The Hyde Amendment changed all that. Because New York was one of only four states that continued to have Medicaid funding for abortion, licensed clinics in our state began to see a large portion of Medicaid patients, mostly lower-middle-class women of color.
6
Middle-class white women didn't want to share facilities with poor minority women, so they found other places to get abortions. Clinics were increasingly thought to be dirty, unsafe facilities, fit only for those who
could afford no other option. Gradually, the words “abortion clinic” in New York came to be synonymous with “Medicaid Mill”—a label with all the baggage of stigma, disgust, and racism that continues to this day.

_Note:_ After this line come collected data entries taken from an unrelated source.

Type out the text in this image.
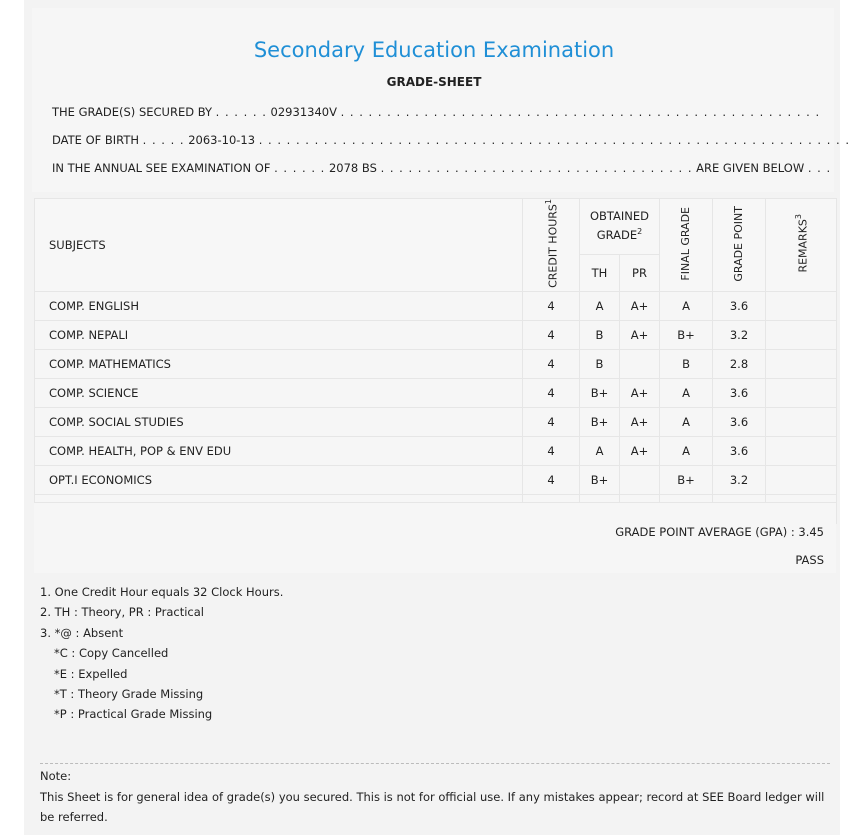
Secondary Education Examination
GRADE-SHEET
THE GRADE(S) SECURED BY . . . . . . 02931340V . . . . . . . . . . . . . . . . . . . . . . . . . . . . . . . . . . . . . . . . . . . . . . . . . . . .
DATE OF BIRTH . . . . . 2063-10-13 . . . . . . . . . . . . . . . . . . . . . . . . . . . . . . . . . . . . . . . . . . . . . . . . . . . . . . . . . . . . . . . .
IN THE ANNUAL SEE EXAMINATION OF . . . . . . 2078 BS . . . . . . . . . . . . . . . . . . . . . . . . . . . . . . . . . . ARE GIVEN BELOW . . .
SUBJECTS	CREDIT HOURS$^1$	OBTAINED GRADE$^2$		FINAL GRADE	GRADE POINT	REMARKS$^3$
		TH	PR			
COMP. ENGLISH	4	A	A+	A	3.6	
COMP. NEPALI	4	B	A+	B+	3.2	
COMP. MATHEMATICS	4	B		B	2.8	
COMP. SCIENCE	4	B+	A+	A	3.6	
COMP. SOCIAL STUDIES	4	B+	A+	A	3.6	
COMP. HEALTH, POP & ENV EDU	4	A	A+	A	3.6	
OPT.I ECONOMICS	4	B+		B+	3.2	

GRADE POINT AVERAGE (GPA) : 3.45
PASS
1. One Credit Hour equals 32 Clock Hours.
2. TH : Theory, PR : Practical
3. *@ : Absent
*C : Copy Cancelled
*E : Expelled
*T : Theory Grade Missing
*P : Practical Grade Missing
Note:
This Sheet is for general idea of grade(s) you secured. This is not for official use. If any mistakes appear; record at SEE Board ledger will be referred.
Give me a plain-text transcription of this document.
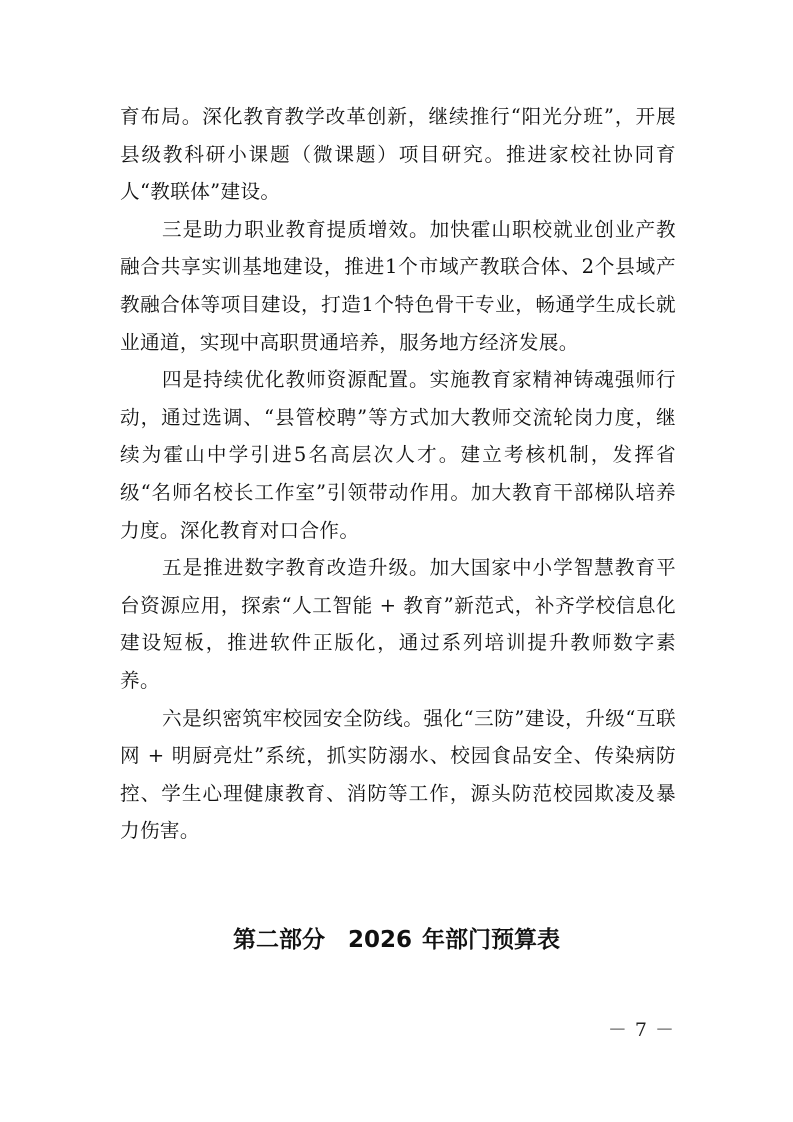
育布局。深化教育教学改革创新，继续推行“阳光分班”，开展县级教科研小课题（微课题）项目研究。推进家校社协同育人“教联体”建设。

三是助力职业教育提质增效。加快霍山职校就业创业产教融合共享实训基地建设，推进1个市域产教联合体、2个县域产教融合体等项目建设，打造1个特色骨干专业，畅通学生成长就业通道，实现中高职贯通培养，服务地方经济发展。

四是持续优化教师资源配置。实施教育家精神铸魂强师行动，通过选调、“县管校聘”等方式加大教师交流轮岗力度，继续为霍山中学引进5名高层次人才。建立考核机制，发挥省级“名师名校长工作室”引领带动作用。加大教育干部梯队培养力度。深化教育对口合作。

五是推进数字教育改造升级。加大国家中小学智慧教育平台资源应用，探索“人工智能 + 教育”新范式，补齐学校信息化建设短板，推进软件正版化，通过系列培训提升教师数字素养。

六是织密筑牢校园安全防线。强化“三防”建设，升级“互联网 + 明厨亮灶”系统，抓实防溺水、校园食品安全、传染病防控、学生心理健康教育、消防等工作，源头防范校园欺凌及暴力伤害。

第二部分　2026 年部门预算表
－ 7 －
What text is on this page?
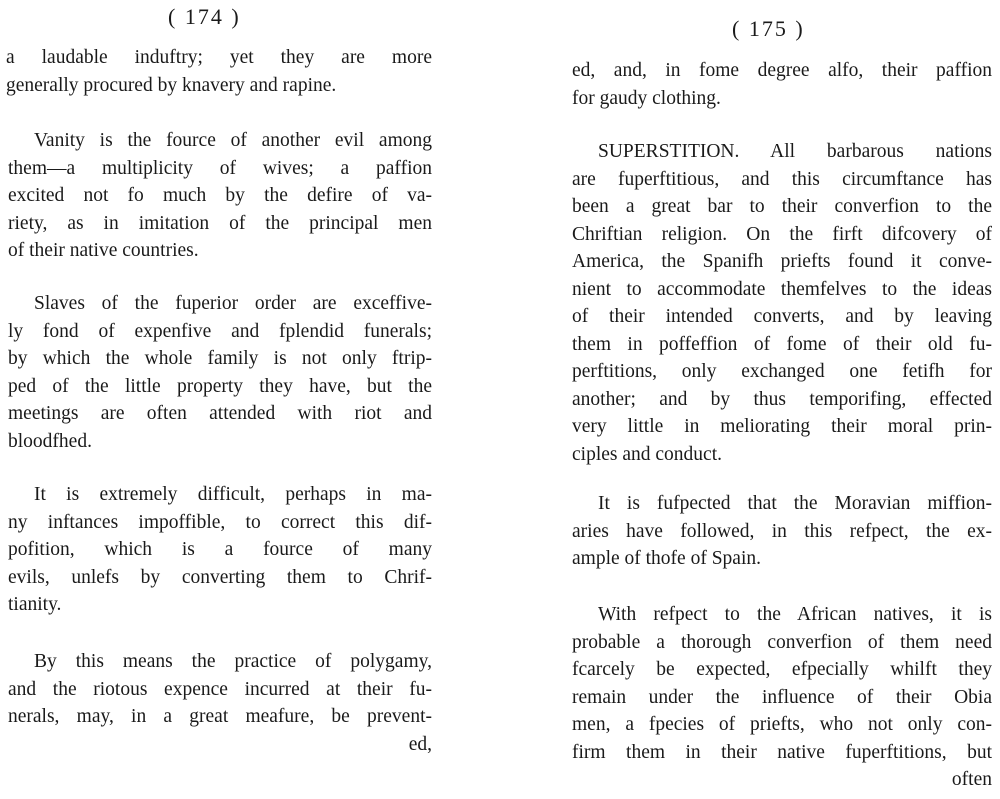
( 174 )
a laudable induftry; yet they are more
generally procured by knavery and rapine.
Vanity is the fource of another evil among
them—a multiplicity of wives; a paffion
excited not fo much by the defire of va-
riety, as in imitation of the principal men
of their native countries.
Slaves of the fuperior order are exceffive-
ly fond of expenfive and fplendid funerals;
by which the whole family is not only ftrip-
ped of the little property they have, but the
meetings are often attended with riot and
bloodfhed.
It is extremely difficult, perhaps in ma-
ny inftances impoffible, to correct this dif-
pofition, which is a fource of many
evils, unlefs by converting them to Chrif-
tianity.
By this means the practice of polygamy,
and the riotous expence incurred at their fu-
nerals, may, in a great meafure, be prevent-
ed,
( 175 )
ed, and, in fome degree alfo, their paffion
for gaudy clothing.
SUPERSTITION. All barbarous nations
are fuperftitious, and this circumftance has
been a great bar to their converfion to the
Chriftian religion. On the firft difcovery of
America, the Spanifh priefts found it conve-
nient to accommodate themfelves to the ideas
of their intended converts, and by leaving
them in poffeffion of fome of their old fu-
perftitions, only exchanged one fetifh for
another; and by thus temporifing, effected
very little in meliorating their moral prin-
ciples and conduct.
It is fufpected that the Moravian miffion-
aries have followed, in this refpect, the ex-
ample of thofe of Spain.
With refpect to the African natives, it is
probable a thorough converfion of them need
fcarcely be expected, efpecially whilft they
remain under the influence of their Obia
men, a fpecies of priefts, who not only con-
firm them in their native fuperftitions, but
often
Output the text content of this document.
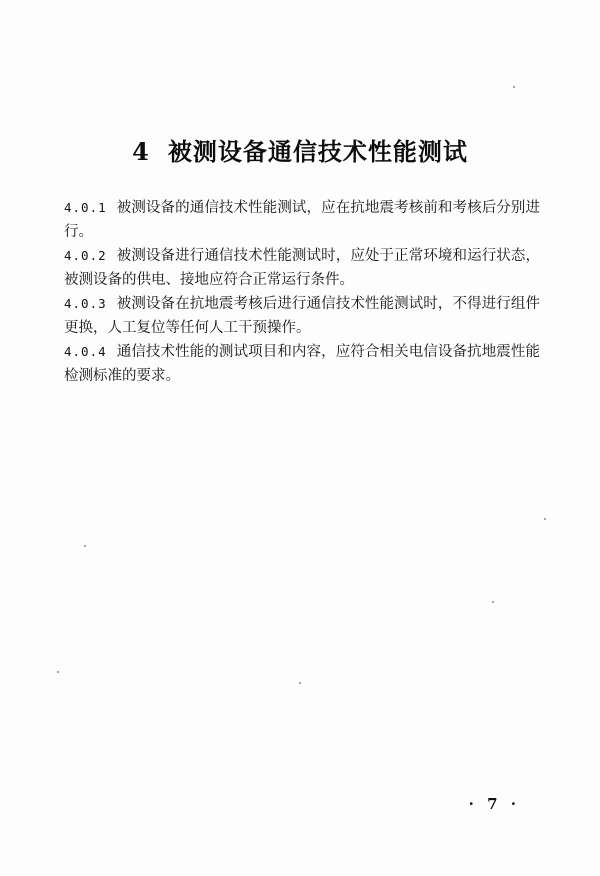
4 被测设备通信技术性能测试

4.0.1 被测设备的通信技术性能测试，应在抗地震考核前和考核后分别进行。

4.0.2 被测设备进行通信技术性能测试时，应处于正常环境和运行状态，被测设备的供电、接地应符合正常运行条件。

4.0.3 被测设备在抗地震考核后进行通信技术性能测试时，不得进行组件更换，人工复位等任何人工干预操作。

4.0.4 通信技术性能的测试项目和内容，应符合相关电信设备抗地震性能检测标准的要求。

· 7 ·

This baggage was compounded by sheer ignorance on the part of middle- and upper-class women who claimed that clinic doctors were not as talented or professional as private gynecologists. As more and more women began to have abortions, there were inevitably unpleasant stories about experiences people had in clinics—long waits, scheduling mix-ups, personality conflicts. These complaints were endemic to any hospital or surgical procedure, but somehow with abortion they became writ large. The politics of abortion were beginning to poison the well of experience.
In fact, many doctors who performed abortions in their private offices were much less experienced than those who did hundreds of abortions each week in clinics. Private doctors had absolutely no regulations, many charging patients more money than the clinics for procedures they weren't experts at conducting. Some doctors victimized illegal immigrant women in particular; since they did not have Social Security numbers, they were ineligible for Medicaid, and were forced to pay exorbitant prices to private providers. And hospitals—unwieldy in terms of space and operational function, incredibly cost prohibitive, and unwilling to deal with abortion politics—were often not feasible alternatives for women of any class.